"Here's the Mishteer!" said somebody, and Hugh was hastily making his way through the buffeting wind and spray.

"Come out, Will," he cried; "I will go." And laying hold of the boat, he prepared to leap in, but was pushed back by Ivor.

"Not thee, Hugh. Will and I are enough to risk our lives on yon boiling pot. Hast seen the woman?"

"Yes," said Hugh—"that mad Gwen in her grey shawl." And he still kept his hand on the boat. "Let me be, lad—I am not going to let thee go alone."

"Back!" shouted Ivor, endeavouring to spring past Hugh, who clutched at him and struggled to leap in. There was a moment's wrestling between the two men, each heated by his own passionate will and the new-born spirit of antagonism between them, until at length, "Remember thy wife!" cried Ivor; "I have no one to leave behind—back, man!" And with a violent thrust, he flung Hugh splashing prone in the shallow tide, and, springing into the boat, he pushed it from the shore, while Hugh rose angrily from his undignified position.

"Fool!" he cried, looking at the receding boat; "he will be drowned, as sure as he's there!"

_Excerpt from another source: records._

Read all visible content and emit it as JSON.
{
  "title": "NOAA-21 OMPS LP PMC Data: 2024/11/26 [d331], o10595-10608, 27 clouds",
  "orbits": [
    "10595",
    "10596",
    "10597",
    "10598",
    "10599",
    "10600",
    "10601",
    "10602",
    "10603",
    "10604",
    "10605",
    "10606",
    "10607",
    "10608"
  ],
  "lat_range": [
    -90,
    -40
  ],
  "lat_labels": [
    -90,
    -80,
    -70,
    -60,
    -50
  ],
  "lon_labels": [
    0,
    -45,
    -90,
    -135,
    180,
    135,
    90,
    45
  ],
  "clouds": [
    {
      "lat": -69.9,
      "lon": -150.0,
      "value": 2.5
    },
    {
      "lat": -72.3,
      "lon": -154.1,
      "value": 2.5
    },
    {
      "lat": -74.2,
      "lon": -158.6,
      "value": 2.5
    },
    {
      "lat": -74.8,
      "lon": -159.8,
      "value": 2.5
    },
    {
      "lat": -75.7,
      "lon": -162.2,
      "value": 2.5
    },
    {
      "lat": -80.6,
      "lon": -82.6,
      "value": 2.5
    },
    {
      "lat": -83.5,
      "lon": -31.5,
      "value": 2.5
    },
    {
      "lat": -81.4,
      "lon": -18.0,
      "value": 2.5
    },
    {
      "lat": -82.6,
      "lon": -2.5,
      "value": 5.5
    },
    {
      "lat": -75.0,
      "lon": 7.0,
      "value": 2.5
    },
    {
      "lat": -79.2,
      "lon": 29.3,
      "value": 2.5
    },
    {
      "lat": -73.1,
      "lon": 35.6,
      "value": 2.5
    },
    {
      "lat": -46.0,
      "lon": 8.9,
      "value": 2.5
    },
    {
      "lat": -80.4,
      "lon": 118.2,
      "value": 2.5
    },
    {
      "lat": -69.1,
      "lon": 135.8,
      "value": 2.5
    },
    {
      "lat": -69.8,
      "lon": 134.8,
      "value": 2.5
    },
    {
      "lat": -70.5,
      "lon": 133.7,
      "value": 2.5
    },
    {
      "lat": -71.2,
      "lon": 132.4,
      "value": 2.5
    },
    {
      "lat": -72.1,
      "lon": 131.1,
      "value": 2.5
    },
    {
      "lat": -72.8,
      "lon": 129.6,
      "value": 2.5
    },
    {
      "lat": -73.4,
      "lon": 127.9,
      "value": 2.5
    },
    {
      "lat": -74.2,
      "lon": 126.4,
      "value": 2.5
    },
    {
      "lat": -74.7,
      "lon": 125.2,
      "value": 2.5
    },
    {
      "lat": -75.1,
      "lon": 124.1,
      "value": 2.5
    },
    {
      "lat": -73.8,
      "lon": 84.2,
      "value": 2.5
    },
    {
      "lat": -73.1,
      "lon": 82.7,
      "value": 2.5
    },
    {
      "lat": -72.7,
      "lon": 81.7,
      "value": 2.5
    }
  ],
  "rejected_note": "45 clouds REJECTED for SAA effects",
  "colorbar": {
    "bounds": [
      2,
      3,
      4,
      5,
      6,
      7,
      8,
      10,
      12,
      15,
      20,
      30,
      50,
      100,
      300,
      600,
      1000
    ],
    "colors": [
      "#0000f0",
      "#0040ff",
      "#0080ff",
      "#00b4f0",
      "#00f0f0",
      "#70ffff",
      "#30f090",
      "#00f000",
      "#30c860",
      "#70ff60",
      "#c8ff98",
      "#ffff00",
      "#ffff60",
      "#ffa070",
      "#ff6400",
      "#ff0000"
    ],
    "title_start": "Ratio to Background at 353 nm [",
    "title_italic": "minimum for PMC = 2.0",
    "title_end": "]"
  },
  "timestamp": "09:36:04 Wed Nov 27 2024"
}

"That's what he knows, Mishteer," cried a man in the crowd. "That's why he won't let you go with him. Tan i marw! I think you must both be tired of your lives!"

"As for me," said another, "I should say if Gwen put herself into that pickle, let her come out of it!"

"Why, man," said a third, "how can she get out of it? That wild sea before her, and a straight rock as smooth as a wall behind her!"

"Twt, twt!" said the first speaker, "Peggi Shân would come and help her! There he goes round the point, now he will be in the strame of the storm! Poor fellow—druan bâch!"